Плечо перевязали. Вместо пропитанной кровью одежды, которую унесли в прачечную, Филипп накинул на плечи медицинскую рубаху и, поблагодарив, вышел из лазарета, осторожно двигая рукой, сгибая и разгибая её, пробуя, каково это. Давящая повязка стесняла движения ещё больше, чем рана, но из-за уверения, что день-два — и рана затянется, Филипп готов был терпеть временные неудобства.
— Ваше высочество! — окликнули Филиппа, и тот обернулся на голос.
К нему по коридору широкими шагами летел Логан, и Филипп отчего-то был поражён тем, что видит его.

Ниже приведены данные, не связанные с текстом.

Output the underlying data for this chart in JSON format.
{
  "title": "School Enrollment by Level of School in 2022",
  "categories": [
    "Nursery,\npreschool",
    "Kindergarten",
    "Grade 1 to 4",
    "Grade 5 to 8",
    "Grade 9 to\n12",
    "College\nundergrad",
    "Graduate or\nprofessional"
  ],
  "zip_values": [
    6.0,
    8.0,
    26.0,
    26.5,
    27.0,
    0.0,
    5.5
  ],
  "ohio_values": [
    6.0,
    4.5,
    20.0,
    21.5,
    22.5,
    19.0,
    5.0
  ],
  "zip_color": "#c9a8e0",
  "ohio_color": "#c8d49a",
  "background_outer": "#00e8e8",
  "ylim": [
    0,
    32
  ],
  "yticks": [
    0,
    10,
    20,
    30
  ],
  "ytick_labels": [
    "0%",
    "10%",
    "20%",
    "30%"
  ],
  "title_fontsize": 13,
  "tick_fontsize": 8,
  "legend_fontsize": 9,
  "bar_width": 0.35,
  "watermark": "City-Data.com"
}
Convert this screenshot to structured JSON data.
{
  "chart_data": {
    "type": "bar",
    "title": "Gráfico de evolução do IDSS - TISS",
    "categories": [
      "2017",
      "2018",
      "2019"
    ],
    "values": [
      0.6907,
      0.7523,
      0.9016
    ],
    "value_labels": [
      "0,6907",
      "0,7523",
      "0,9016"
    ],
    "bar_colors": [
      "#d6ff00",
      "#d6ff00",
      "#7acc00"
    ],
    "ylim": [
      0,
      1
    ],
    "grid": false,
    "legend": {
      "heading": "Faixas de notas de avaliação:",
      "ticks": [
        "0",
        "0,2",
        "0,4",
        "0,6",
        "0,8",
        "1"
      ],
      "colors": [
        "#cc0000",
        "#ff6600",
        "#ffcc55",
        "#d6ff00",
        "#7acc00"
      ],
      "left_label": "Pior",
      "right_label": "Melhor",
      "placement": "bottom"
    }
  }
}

— Ваше высочество, — сказал он, наконец поравнявшись с Филиппом, и голос его звучал натянуто уважительно. На острове Логан вёл себя более смело и дерзко, но здесь и сейчас ему было необходимо соблюдать дистанцию, такую непривычную и нежеланную. — Его величеству доложили, что вы здесь, и он срочно вызывает вас к себе.
Филипп бросил на Логана усталый взгляд и спрятал записку, которую сжимал в кулаке, в карман брюк.
— Передай его величеству, что я приду, как только приведу себя в порядок.
Логан, казалось, ничуть не смутился.
— Разумеется. — Он старался придать голосу самый уважительный тон, но глаза его раздражённо блеснули. — Только это был приказ.
— Сомневаюсь, что он захочет видеть меня в таком состоянии, — коротко отозвался Филипп и, усмехнувшись, поплёлся в свою комнату.
Ему необходимы были новая рубашка, новый китель. Он был бы рад переодеться полностью, принять душ и смыть с себя всю пыль, которая, казалось, въелась в одежду, в кожу… Но он не мог заставлять отца ждать слишком долго. Не идти сразу уже было неуважительно, а Филипп понимал, что сейчас он лишь подчинённый. Сейчас слово «сын» уходило на последний план… Впрочем, как всегда.
— Тебе не кажется, что это довольно странная ситуация, — говорил Элиад Керрелл, расхаживая по своему кабинету, держа руки за спиной и кидая на Филиппа короткие взгляды, — мне сначала сообщают, что мой сын застрял где-то на поле боя и, возможно, погиб, — он шумно втянул носом воздух, — а потом — буквально два часа спустя — что он живой, пусть и не очень здоровый, возвращается сам. Ты можешь это объяснить?
— Лучше бы было, чтобы я не возвращался? — холодно спросил Филипп, скрещивая руки на груди. Напряжённость между ними давно стала чем-то обыденным.
Отец бросил на него полный ярости взгляд.
— Я прошу у тебя не препираться со мной и не играть в самого умного, Филипп! Ответь мне на вопрос: как это получилось?
— Меня спасли.
Филипп поджал губы, глядя в пол. Он знал, что это вызовет новые вопросы, и, подтверждая его мысли, Элиад спросил:
— Кто?
Его голос звучал настойчиво, непреклонно. Он мог бы продержать сына рядом столько, сколько бы потребовалось, чтобы заставить его говорить. Филипп вздохнул, нахмурился, но решил, что лучше сейчас подойдёт правда. По крайней мере, так было бы быстрее.
— Девушка. Я… — В горле пересохло. — Я не знаю, кто она, но вряд ли с Райдоса. Я видел её как-то в городе у нас, на севере…
Элиад подозрительно прищурился.
— Что здесь забыли какие-то девушки с севера?
Филипп покачал головой. Он не знал, да и не хотел знать, если честно.
Элиад задумчиво сжал зубы, упёрся руками в стол, размышляя, и пальцы его забарабанили по холодной, гладкой поверхности. Ритм — такой знакомый и отчего-то назойливый — выводил из себя, и Филипп изо всех сил сдерживался, чтобы не выдать раздражения.
— Ладно, — сказал Элиад после минутного молчания, и стук прекратился. — Иди. И… не надо думать, что я могу хотеть, чтобы ты не вернулся.
Они обменялись короткими взглядами.
— Так точно, — отозвался Филипп, кивнул, развернулся на каблуках и вышел. И только за дверью он наконец с облегчением выдохнул, напряжённые плечи опустились.
Тёмная река отливала металлом каждый раз, стоило лунному свету проскользить по ней, прежде чем скрыться за новыми грузными облаками, что летели по низкому тёмному небу так быстро, словно пытались сбежать. Погода слишком сильно испортилась ночью, и казалось, что вот-вот грянет гроза. Холодный ветер раскачивал тонкие чахлые деревья на берегу, заставляя их сгибаться под сильными порывами. Анна растирала заледеневшие руки и куталась в слишком лёгкую для такой погоды кожаную куртку и шарф. Распущенные длинные волосы постоянно лезли ей в лицо, и она в остервенении откидывала их назад.